Depression and sarcopenia are 2 common disorders in the elderly with a high rate of comorbidity. However, the underlying shared mechanism between these 2 disorders remains unclear. The current study aimed to explore the shared genetic architecture between depression and sarcopenia, which can guide clinical practice and therapy development. Using appendicular lean mass (ALM) as the proxy of sarcopenia, we first examined the shared genetic correlation, pleiotropic enrichment and genetic causality between depression and ALM with the genome-wide association study (GWAS) datasets. Next, we applied the conjunctional false discovery rate (conjFDR) analysis to explore the shared loci between depression and ALM. Last but not least, we used expression quantitative loci (eQTL) to annotate the shared loci, aiming to explore the shared genes and pathways between depression and ALM. We found a significant negative genetic correlation and pleiotropic enrichment between depression and ALM. Moreover, with the MR method, we found that higher ALM was causally associated with a lower risk of depression, and depression was causally associated with lower ALM, indicating the bidirectional causality between depression and sarcopenia.
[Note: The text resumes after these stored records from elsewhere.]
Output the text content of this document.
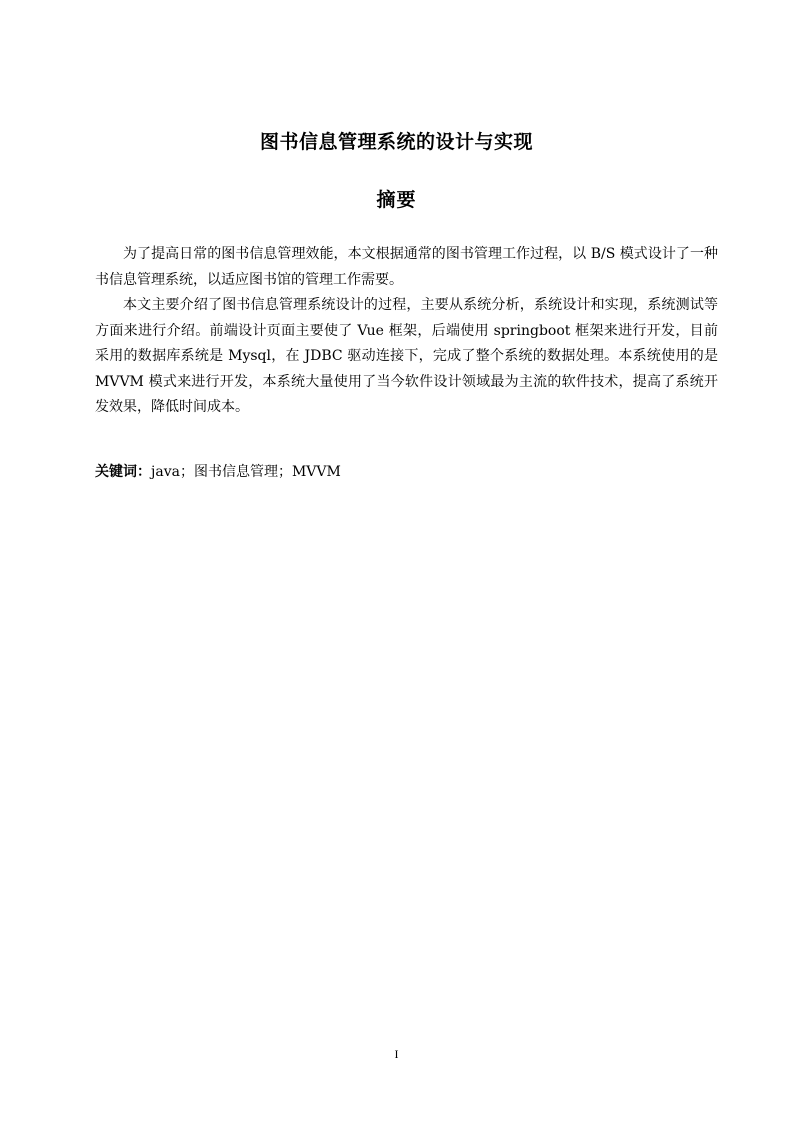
图书信息管理系统的设计与实现
摘要

为了提高日常的图书信息管理效能，本文根据通常的图书管理工作过程，以 B/S 模式设计了一种书信息管理系统，以适应图书馆的管理工作需要。

本文主要介绍了图书信息管理系统设计的过程，主要从系统分析，系统设计和实现，系统测试等方面来进行介绍。前端设计页面主要使了 Vue 框架，后端使用 springboot 框架来进行开发，目前采用的数据库系统是 Mysql，在 JDBC 驱动连接下，完成了整个系统的数据处理。本系统使用的是 MVVM 模式来进行开发，本系统大量使用了当今软件设计领域最为主流的软件技术，提高了系统开发效果，降低时间成本。

关键词：java；图书信息管理；MVVM
I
At the SNP loci, 75 loci were found to be shared between ALM and depression, with a majority (49/75, 65.3%) of the loci having opposite effects on ALM and depression, which was consistent with the negative genetic correlation between ALM and depression. Moreover, these 49 loci were associated with the expression of 112 unique protein-coding genes in the blood, brain or skeletal muscle. These genes were enriched in pathways including "protein glycosylation" and "regulation of protein binding", which were suggested to be the shared pathogenesis mediating depression and sarcopenia. In summary, our findings revealed the shared genetic mechanism between depression and sarcopenia, which increased our understanding of these diseases' overlapping etiologies or comorbidity. Moreover, our results also provided insights into developing novel potential therapeutics based on shared genetic factors, which needed further study.